HN – Qual é o papel da comunidade e do apoio social no percurso de um doente oncológico e como se pode promover uma maior humanização dos cuidados de saúde?

 EV – A comunidade tem um papel vital. O cancro não afeta apenas o corpo, mas toda a vida do doente. É preciso garantir que ninguém se sinta isolado, que as famílias tenham suporte e que as necessidades práticas – como alojamento durante tratamentos ou ajuda com transporte – sejam asseguradas. A humanização da saúde passa por olhar para a pessoa e não apenas para a doença: ouvir, acolher, dar espaço à partilha de emoções e oferecer soluções integradas. Acreditamos que a comunidade, em parceria com instituições como a nossa, pode transformar um percurso solitário num caminho de solidariedade e esperança.

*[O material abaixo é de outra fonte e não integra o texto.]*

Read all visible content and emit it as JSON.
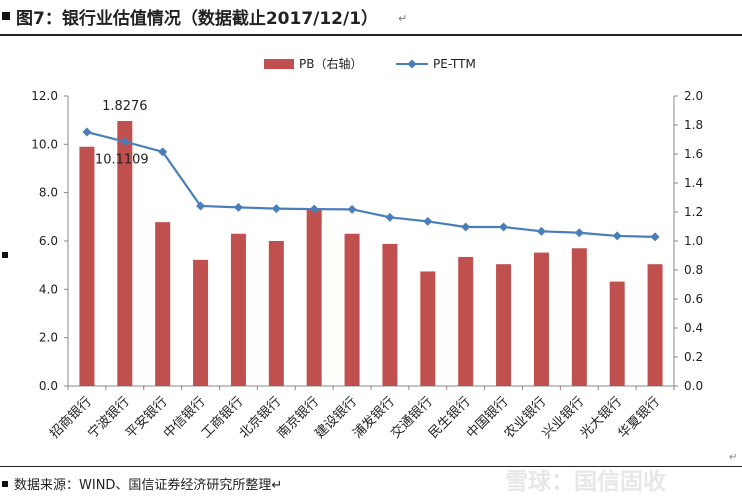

HN – A associação vai realizar uma Gala Solidária sob o mote “Ajudar hoje para que o amanhã seja possível”. Em que medida é que este evento contribui para a missão da associação?

EV – A Gala Solidária, a decorrer no dia 24 de outubro, na Aula Magna da Universidade de Lisboa, é um dos momentos mais importantes do ano para a nossa Associação. Não é apenas uma noite de música e cultura, mas sim uma celebração da vida e da solidariedade. Todo o valor angariado reverte para os nossos projetos – desde a manutenção das Casas de Acolhimento ao apoio psicológico e social, passando pelas campanhas de sensibilização e rastreios gratuitos. Este evento mostra que, juntos, podemos transformar solidariedade em ação concreta. “Ajudar hoje para que o amanhã seja possível” é mais do que um mote: é a certeza de que cada bilhete e cada contributo se traduzem em esperança real para muitas mulheres e homens que enfrentam o cancro da mama.